Estas son algunas de las claves para prevenir la soledad:
- Mantener relaciones sociales activas
- Fomentar el contacto con otras personas
- Conocer y utilizar recursos sociales disponibles
- Contar con entornos estimulantes que favorezcan la interacción
Y en este contexto, existen soluciones reales para poner remedio a la soledad no deseada tales como centro de día o la residencia para personas mayores.
Centro de día y residencia: espacios para convivir, compartir y sentirse acompañado
Después de más de 25 años dedicados al cuidado de las personas, hemos visto en primera persona cómo tanto las residencias como los centros de día son espacios muy convenientes para prevenir y reducir la soledad en los mayores.
¿Por qué?
Porque ofrecen algo fundamental en la conocida como tercera edad: un entorno de convivencia y acompañamiento diario.
En nuestras residencias y centro de día, los mayores siempre tienen alguien con quien hablar, una actividad en la que participar o historias que compartir.
Son entornos con vida donde los residentes sienten que forman parte de una comunidad.
Un entorno que favorece las relaciones
En el día a día de un centro de día o una residencia:
- Promovemos rutinas compartidas a través de horarios y actividades
- Celebramos fechas importantes (cumpleaños, fiestas, tradiciones…)
- Surgen conversaciones e interacciones de forma natural
- Se crean nuevas amistades
Además, fomentamos la relación con las familias con eventos, celebraciones y actividades abiertas e impulsamos iniciativas intergeneracionales con escuelas o entidades de nuestro entorno: Rubí.
Todo ello contribuye a generar un sentimiento de pertenencia, clave para el bienestar emocional.
Acompañamiento profesional continuo
Otro aspecto fundamental tanto en el centro de día como en la residencia es la presencia de un equipo de profesionales que cuidan y acompañan.
Nuestro equipo se encarga de detectar posibles necesidades emocionales, prevenir situaciones de aislamiento y fomentar la participación.
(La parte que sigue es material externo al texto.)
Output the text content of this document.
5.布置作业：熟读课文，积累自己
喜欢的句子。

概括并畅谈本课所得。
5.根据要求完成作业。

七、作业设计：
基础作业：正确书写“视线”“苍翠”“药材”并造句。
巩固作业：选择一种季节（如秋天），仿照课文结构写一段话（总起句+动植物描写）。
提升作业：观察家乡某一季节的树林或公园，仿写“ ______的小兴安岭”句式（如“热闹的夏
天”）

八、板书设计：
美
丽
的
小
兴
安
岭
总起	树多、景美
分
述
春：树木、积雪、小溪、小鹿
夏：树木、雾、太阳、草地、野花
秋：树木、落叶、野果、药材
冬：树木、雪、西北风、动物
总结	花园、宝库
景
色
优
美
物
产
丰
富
Además, se establecen relaciones humanas muy estrechas donde los profesionales se convierten en personas que apoyan el día a día de los mayores. En consecuenciaa, este acompañamiento es clave para intervenir a tiempo y evitar que la soledad se cronifique.
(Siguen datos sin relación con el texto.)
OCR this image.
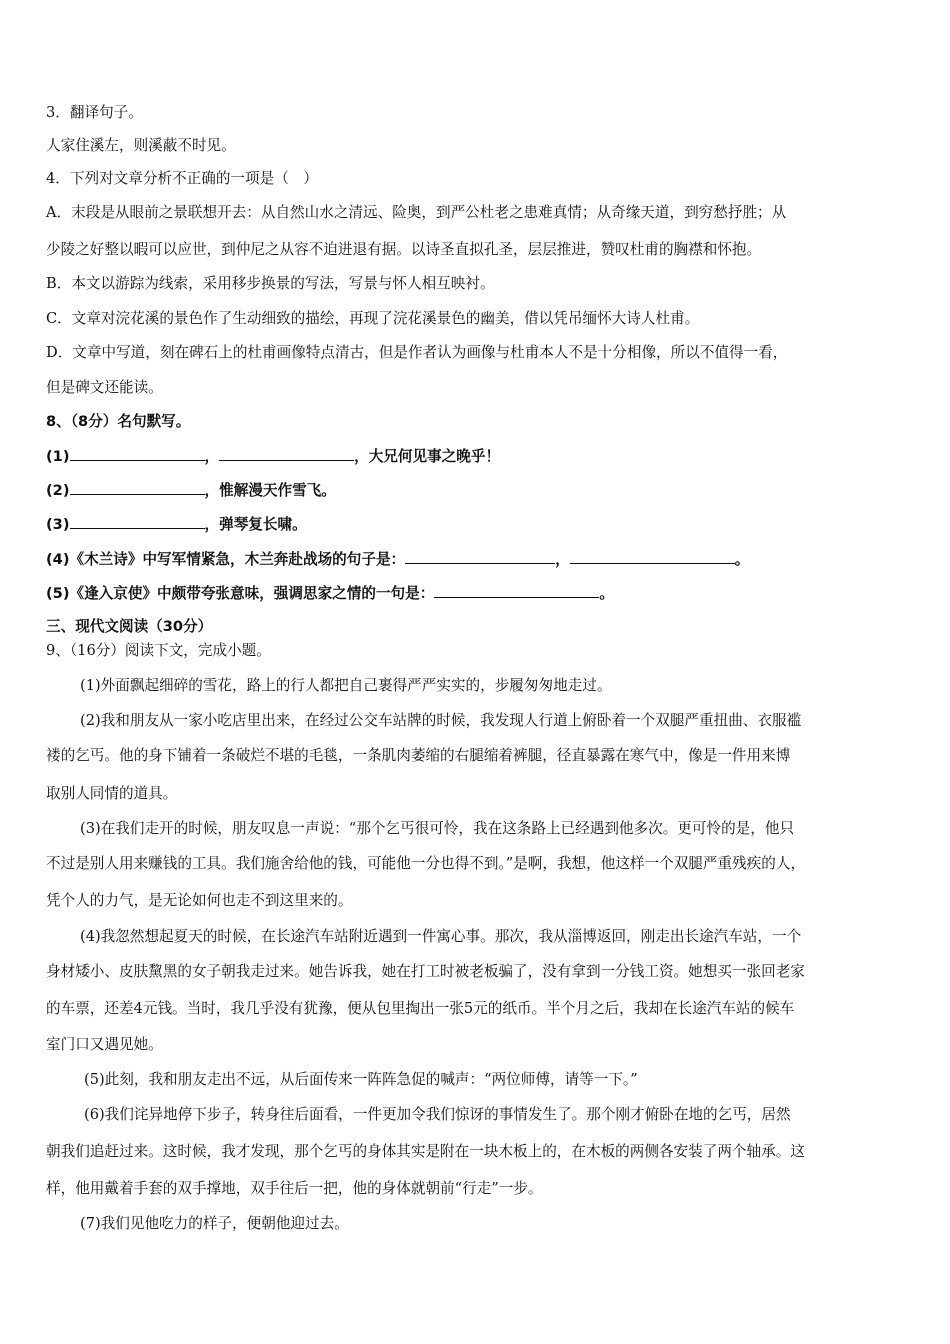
3．翻译句子。
人家住溪左，则溪蔽不时见。
4．下列对文章分析不正确的一项是（　）
A．末段是从眼前之景联想开去：从自然山水之清远、险奥，到严公杜老之患难真情；从奇缘天道，到穷愁抒胜；从
少陵之好整以暇可以应世，到仲尼之从容不迫进退有据。以诗圣直拟孔圣，层层推进，赞叹杜甫的胸襟和怀抱。
B．本文以游踪为线索，采用移步换景的写法，写景与怀人相互映衬。
C．文章对浣花溪的景色作了生动细致的描绘，再现了浣花溪景色的幽美，借以凭吊缅怀大诗人杜甫。
D．文章中写道，刻在碑石上的杜甫画像特点清古，但是作者认为画像与杜甫本人不是十分相像，所以不值得一看，
但是碑文还能读。
8、（8分）名句默写。
(1)	，	，大兄何见事之晚乎！
(2)	，惟解漫天作雪飞。
(3)	，弹琴复长啸。
(4)《木兰诗》中写军情紧急，木兰奔赴战场的句子是：	，	。
(5)《逢入京使》中颇带夸张意味，强调思家之情的一句是：	。
三、现代文阅读（30分）
9、（16分）阅读下文，完成小题。
(1)外面飘起细碎的雪花，路上的行人都把自己裹得严严实实的，步履匆匆地走过。
(2)我和朋友从一家小吃店里出来，在经过公交车站牌的时候，我发现人行道上俯卧着一个双腿严重扭曲、衣服褴
褛的乞丐。他的身下铺着一条破烂不堪的毛毯，一条肌肉萎缩的右腿缩着裤腿，径直暴露在寒气中，像是一件用来博
取别人同情的道具。
(3)在我们走开的时候，朋友叹息一声说：“那个乞丐很可怜，我在这条路上已经遇到他多次。更可怜的是，他只
不过是别人用来赚钱的工具。我们施舍给他的钱，可能他一分也得不到。”是啊，我想，他这样一个双腿严重残疾的人，
凭个人的力气，是无论如何也走不到这里来的。
(4)我忽然想起夏天的时候，在长途汽车站附近遇到一件寓心事。那次，我从淄博返回，刚走出长途汽车站，一个
身材矮小、皮肤黧黑的女子朝我走过来。她告诉我，她在打工时被老板骗了，没有拿到一分钱工资。她想买一张回老家
的车票，还差4元钱。当时，我几乎没有犹豫，便从包里掏出一张5元的纸币。半个月之后，我却在长途汽车站的候车
室门口又遇见她。
(5)此刻，我和朋友走出不远，从后面传来一阵阵急促的喊声：“两位师傅，请等一下。”
(6)我们诧异地停下步子，转身往后面看，一件更加令我们惊讶的事情发生了。那个刚才俯卧在地的乞丐，居然
朝我们追赶过来。这时候，我才发现，那个乞丐的身体其实是附在一块木板上的，在木板的两侧各安装了两个轴承。这
样，他用戴着手套的双手撑地，双手往后一把，他的身体就朝前“行走”一步。
(7)我们见他吃力的样子，便朝他迎过去。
A la hora de poner freno a la soledad no deseada, no existe una única respuesta para todas las personas. Dependiendo de la situación, el centro de día o la residencia pueden ser la mejor opción:
- El centro de día permite mantener la vida en casa mientras se evita el aislamiento durante el día.
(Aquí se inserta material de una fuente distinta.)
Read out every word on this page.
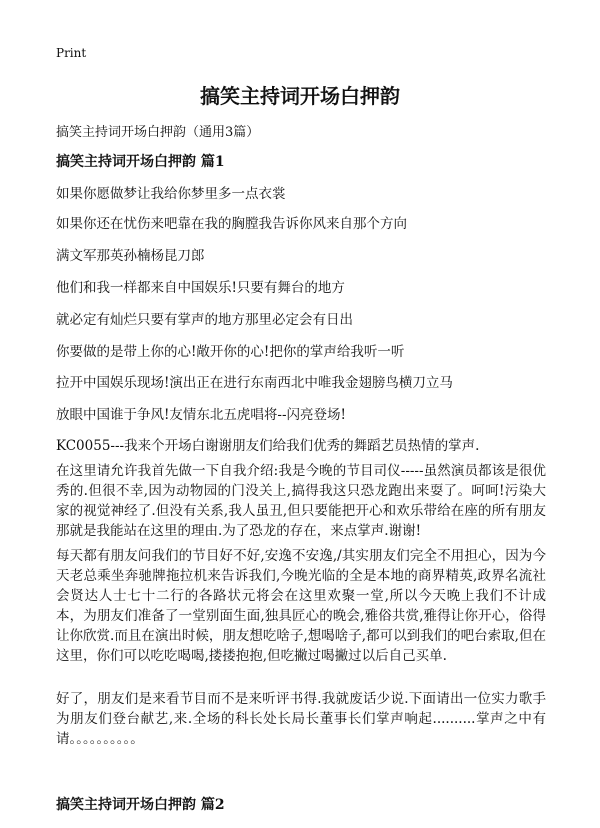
Print
搞笑主持词开场白押韵
搞笑主持词开场白押韵（通用3篇）
搞笑主持词开场白押韵 篇1
如果你愿做梦让我给你梦里多一点衣裳
如果你还在忧伤来吧靠在我的胸膛我告诉你风来自那个方向
满文军那英孙楠杨昆刀郎
他们和我一样都来自中国娱乐!只要有舞台的地方
就必定有灿烂只要有掌声的地方那里必定会有日出
你要做的是带上你的心!敞开你的心!把你的掌声给我听一听
拉开中国娱乐现场!演出正在进行东南西北中唯我金翅膀鸟横刀立马
放眼中国谁于争风!友情东北五虎唱将--闪亮登场!
KC0055---我来个开场白谢谢朋友们给我们优秀的舞蹈艺员热情的掌声.
在这里请允许我首先做一下自我介绍:我是今晚的节目司仪-----虽然演员都该是很优秀的.但很不幸,因为动物园的门没关上,搞得我这只恐龙跑出来耍了。呵呵!污染大家的视觉神经了.但没有关系,我人虽丑,但只要能把开心和欢乐带给在座的所有朋友那就是我能站在这里的理由.为了恐龙的存在，来点掌声.谢谢!
每天都有朋友问我们的节目好不好,安逸不安逸,/其实朋友们完全不用担心，因为今天老总乘坐奔驰牌拖拉机来告诉我们,今晚光临的全是本地的商界精英,政界名流社会贤达人士七十二行的各路状元将会在这里欢聚一堂,所以今天晚上我们不计成本，为朋友们准备了一堂别面生面,独具匠心的晚会,雅俗共赏,雅得让你开心，俗得让你欣赏.而且在演出时候，朋友想吃啥子,想喝啥子,都可以到我们的吧台索取,但在这里，你们可以吃吃喝喝,搂搂抱抱,但吃撇过喝撇过以后自己买单.
好了，朋友们是来看节目而不是来听评书得.我就废话少说.下面请出一位实力歌手为朋友们登台献艺,来.全场的科长处长局长董事长们掌声响起..........掌声之中有请。。。。。。。。。。
搞笑主持词开场白押韵 篇2
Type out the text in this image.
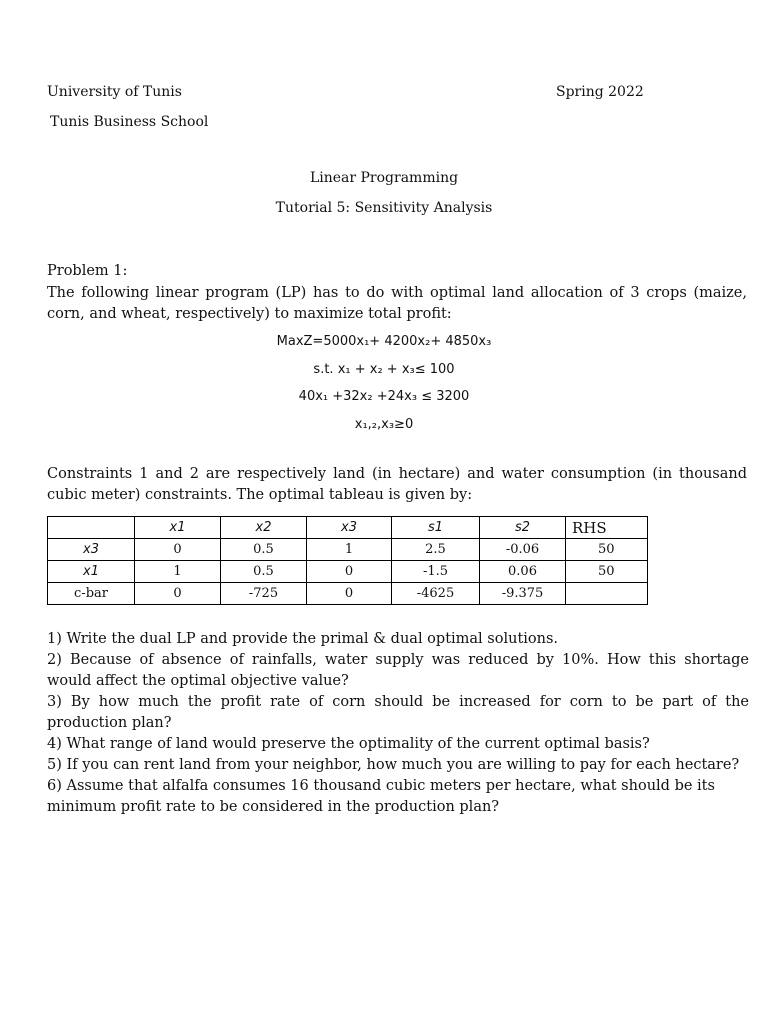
University of Tunis
Tunis Business School
Spring 2022
Linear Programming
Tutorial 5: Sensitivity Analysis
Problem 1:
The following linear program (LP) has to do with optimal land allocation of 3 crops (maize, corn, and wheat, respectively) to maximize total profit:
MaxZ=5000x₁+ 4200x₂+ 4850x₃
s.t. x₁ + x₂ + x₃≤ 100
40x₁ +32x₂ +24x₃ ≤ 3200
x₁,₂,x₃≥0
Constraints 1 and 2 are respectively land (in hectare) and water consumption (in thousand cubic meter) constraints. The optimal tableau is given by:
	x1	x2	x3	s1	s2	RHS
x3	0	0.5	1	2.5	-0.06	50
x1	1	0.5	0	-1.5	0.06	50
c-bar	0	-725	0	-4625	-9.375	

1) Write the dual LP and provide the primal & dual optimal solutions.

2) Because of absence of rainfalls, water supply was reduced by 10%. How this shortage would affect the optimal objective value?

3) By how much the profit rate of corn should be increased for corn to be part of the production plan?

4) What range of land would preserve the optimality of the current optimal basis?

5) If you can rent land from your neighbor, how much you are willing to pay for each hectare?

6) Assume that alfalfa consumes 16 thousand cubic meters per hectare, what should be its minimum profit rate to be considered in the production plan?
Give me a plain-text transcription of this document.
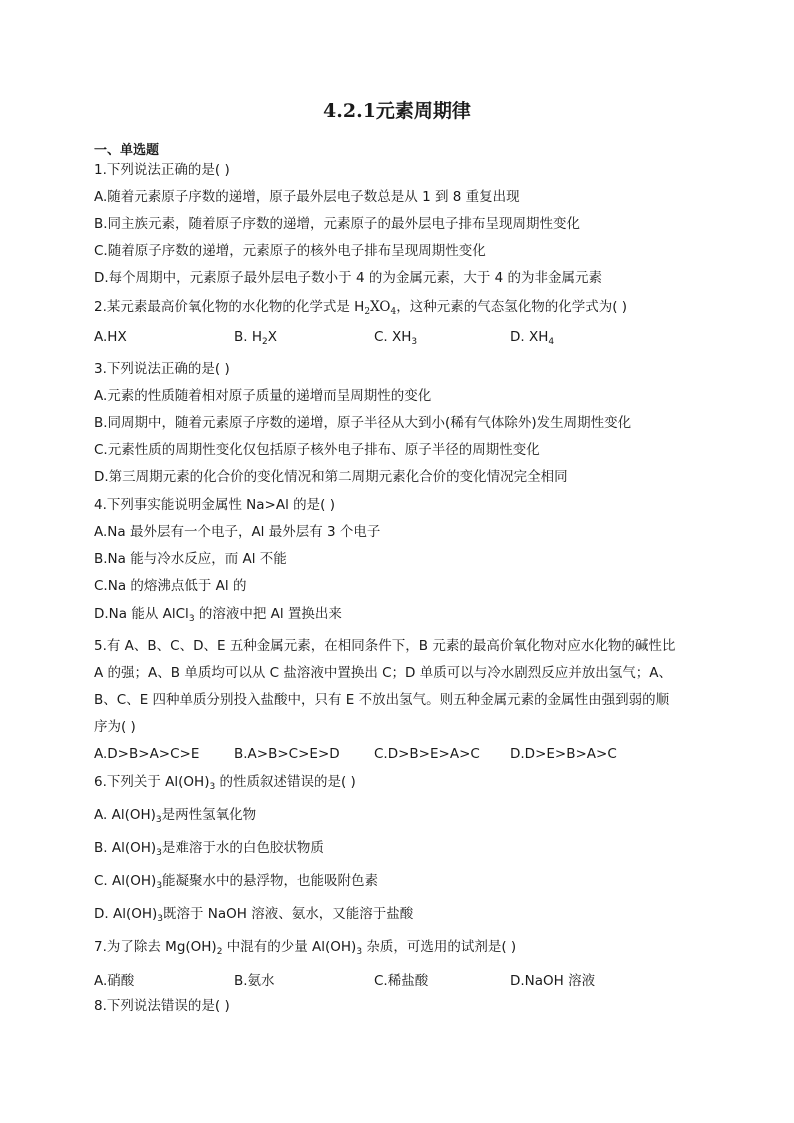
4.2.1元素周期律
一、单选题
1.下列说法正确的是( )
A.随着元素原子序数的递增，原子最外层电子数总是从 1 到 8 重复出现
B.同主族元素，随着原子序数的递增，元素原子的最外层电子排布呈现周期性变化
C.随着原子序数的递增，元素原子的核外电子排布呈现周期性变化
D.每个周期中，元素原子最外层电子数小于 4 的为金属元素，大于 4 的为非金属元素
2.某元素最高价氧化物的水化物的化学式是 $H_2XO_4$，这种元素的气态氢化物的化学式为( )
A.HX	B. $H_2X$	C. $XH_3$	D. $XH_4$
3.下列说法正确的是( )
A.元素的性质随着相对原子质量的递增而呈周期性的变化
B.同周期中，随着元素原子序数的递增，原子半径从大到小(稀有气体除外)发生周期性变化
C.元素性质的周期性变化仅包括原子核外电子排布、原子半径的周期性变化
D.第三周期元素的化合价的变化情况和第二周期元素化合价的变化情况完全相同
4.下列事实能说明金属性 Na>Al 的是( )
A.Na 最外层有一个电子，Al 最外层有 3 个电子
B.Na 能与冷水反应，而 Al 不能
C.Na 的熔沸点低于 Al 的
D.Na 能从 AlCl$_3$ 的溶液中把 Al 置换出来
5.有 A、B、C、D、E 五种金属元素，在相同条件下，B 元素的最高价氧化物对应水化物的碱性比
A 的强；A、B 单质均可以从 C 盐溶液中置换出 C；D 单质可以与冷水剧烈反应并放出氢气；A、
B、C、E 四种单质分别投入盐酸中，只有 E 不放出氢气。则五种金属元素的金属性由强到弱的顺
序为( )
A.D>B>A>C>E	B.A>B>C>E>D	C.D>B>E>A>C D.D>E>B>A>C
6.下列关于 $Al(OH)_3$ 的性质叙述错误的是( )
A. $Al(OH)_3$是两性氢氧化物
B. $Al(OH)_3$是难溶于水的白色胶状物质
C. $Al(OH)_3$能凝聚水中的悬浮物，也能吸附色素
D. $Al(OH)_3$既溶于 NaOH 溶液、氨水，又能溶于盐酸
7.为了除去 $Mg(OH)_2$ 中混有的少量 $Al(OH)_3$ 杂质，可选用的试剂是( )
A.硝酸	B.氨水	C.稀盐酸	D.NaOH 溶液
8.下列说法错误的是( )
- La residencia ofrece un entorno de convivencia continuada, ideal cuando se necesita más apoyo o cuando la soledad es más intensa.
En cualquier caso, lo importante es adaptar la solución a la realidad de cada persona y actuar antes de que la soledad tenga un impacto mayor.
Prevenir la soledad es cuidar de verdad
Cuidar de una persona mayor no es solo atender sus necesidades físicas. Es también acompañarla, escucharla y ofrecerle un entorno donde pueda sentirse parte de algo.
Hemos visto cómo la soledad no deseada es uno de los grandes retos de nuestra sociedad, pero también es un problema que tiene solución.
Crear espacios de convivencia como los que hay en El Cel De Rubí, fomentar las relaciones y garantizar el acompañamiento diario es una de las mejores formas de mejorar la calidad de vida de las personas mayores.
Somos seres humanos y, por naturaleza, todos necesitamos lo mismo: sentirnos acompañados.